Vendors from Cisco to the smallest network gear start-up tout the value of QoS and policy-based network features. A recent survey of network professionals by Framingham, Mass., research firm IDC shows that QoS is being adopted by many corporations. QoS and policies define how network resources are to be provisioned among users, applications or hosts, and resources may be provisioned by hand or automatically based on time of day or user access rights.

However, many IS professionals are finding that the issues involved in rolling out a policy-based network with QoS can often be as political as they are technical.

QoS became a necessity on Gonick's network as the university began introducing high-bandwidth applications, such as voice over IP and streaming video. Gonick uses the Layer 3 priority queuing features in the Alcatel OmniCore 5052 switches in his backbone net to meter out bandwidth.

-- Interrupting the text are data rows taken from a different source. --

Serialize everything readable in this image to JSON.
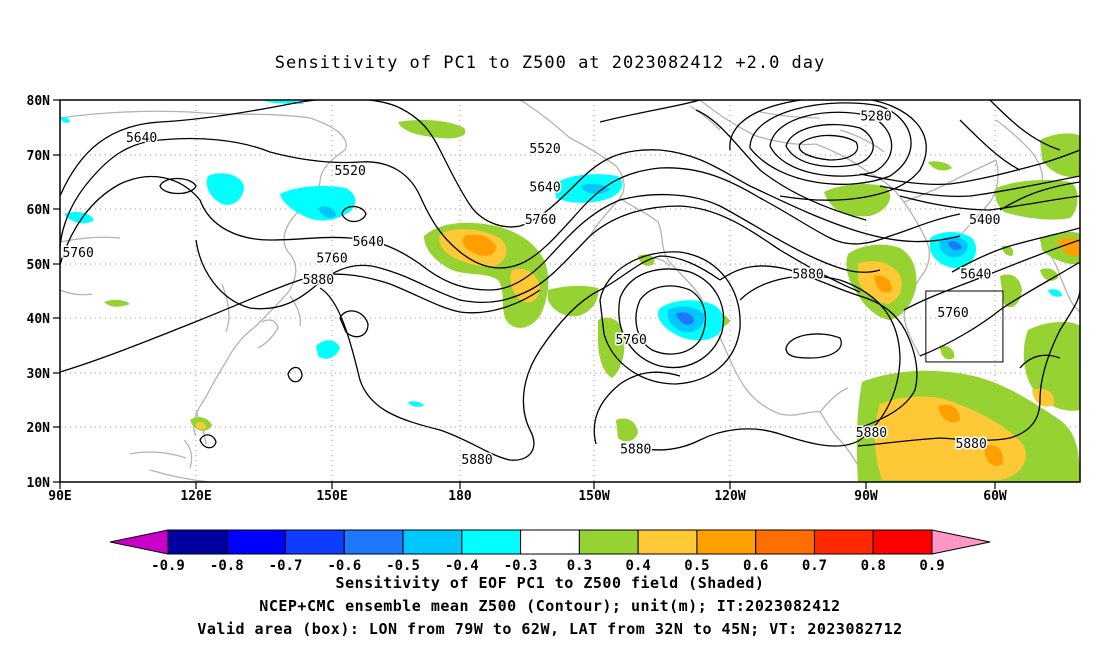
{
  "title": "Sensitivity of PC1 to Z500 at 2023082412 +2.0 day",
  "map": {
    "lat_ticks": [
      "80N",
      "70N",
      "60N",
      "50N",
      "40N",
      "30N",
      "20N",
      "10N"
    ],
    "lon_ticks": [
      "90E",
      "120E",
      "150E",
      "180",
      "150W",
      "120W",
      "90W",
      "60W"
    ],
    "lon_range": [
      90,
      315
    ],
    "lat_range": [
      10,
      80
    ],
    "grid": "dotted",
    "valid_box": {
      "lon": [
        -79,
        -62
      ],
      "lat": [
        32,
        45
      ]
    },
    "contour_color": "#000000",
    "coast_color": "#b3b3b3",
    "contour_labels": [
      {
        "text": "5640",
        "lon": 108,
        "lat": 73
      },
      {
        "text": "5520",
        "lon": 154,
        "lat": 67
      },
      {
        "text": "5640",
        "lon": 158,
        "lat": 54
      },
      {
        "text": "5760",
        "lon": 94,
        "lat": 52
      },
      {
        "text": "5760",
        "lon": 150,
        "lat": 51
      },
      {
        "text": "5880",
        "lon": 147,
        "lat": 47
      },
      {
        "text": "5520",
        "lon": -163,
        "lat": 71
      },
      {
        "text": "5640",
        "lon": -163,
        "lat": 64
      },
      {
        "text": "5760",
        "lon": -164,
        "lat": 58
      },
      {
        "text": "5280",
        "lon": -90,
        "lat": 77
      },
      {
        "text": "5400",
        "lon": -66,
        "lat": 58
      },
      {
        "text": "5640",
        "lon": -68,
        "lat": 48
      },
      {
        "text": "5760",
        "lon": -73,
        "lat": 41
      },
      {
        "text": "5880",
        "lon": -105,
        "lat": 48
      },
      {
        "text": "5760",
        "lon": -144,
        "lat": 36
      },
      {
        "text": "5880",
        "lon": -178,
        "lat": 14
      },
      {
        "text": "5880",
        "lon": -143,
        "lat": 16
      },
      {
        "text": "5880",
        "lon": -91,
        "lat": 19
      },
      {
        "text": "5880",
        "lon": -69,
        "lat": 17
      }
    ]
  },
  "colorbar": {
    "labels": [
      "-0.9",
      "-0.8",
      "-0.7",
      "-0.6",
      "-0.5",
      "-0.4",
      "-0.3",
      "0.3",
      "0.4",
      "0.5",
      "0.6",
      "0.7",
      "0.8",
      "0.9"
    ],
    "colors": [
      "#0000a0",
      "#0000ff",
      "#0f3cff",
      "#1e78ff",
      "#00c8ff",
      "#00ffff",
      "#ffffff",
      "#96d232",
      "#ffc837",
      "#ffa000",
      "#ff6e00",
      "#ff2800",
      "#ff0000"
    ],
    "left_tip": "#c800c8",
    "right_tip": "#ff96c8"
  },
  "footer": [
    "Sensitivity of EOF PC1 to Z500 field (Shaded)",
    "NCEP+CMC ensemble mean Z500 (Contour); unit(m); IT:2023082412",
    "Valid area (box): LON from 79W to 62W, LAT from 32N to 45N; VT: 2023082712"
  ]
}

"The fact that we can get [high levels] of service begs the question - who or what gets that level of service, and why?" Gonick says.

Students at Cal State can download streaming video versions of courses if they miss a class. Various departments also use the system to hold video conferences. Gonick says QoS makes these services possible.

"[QoS] technology has enabled us to engage in some very important policy discussions on how our network is used," Gonick says.

QoS is one of many factors that has forced network professionals to become more involved in companies' overall business planning, says Elisabeth Rainge, a LAN infrastructure analyst with IDC.

"When you think of QoS, you tend to think of it in terms of slow, medium and fast speeds on a network. No one wants to be the one who gets the slow speeds," she says.

More often, "network people are being forced to work with other groups in a company to decide policy issues," Rainge says. "Deciding on network priorities is very much a consensus decision."

Working as a team may be important, but knowing the applications on your network inside and out is paramount when setting up QoS policies, says Nick Figliuolo, director of technology at Munroe Regional Medical Center in Ocala, Fla.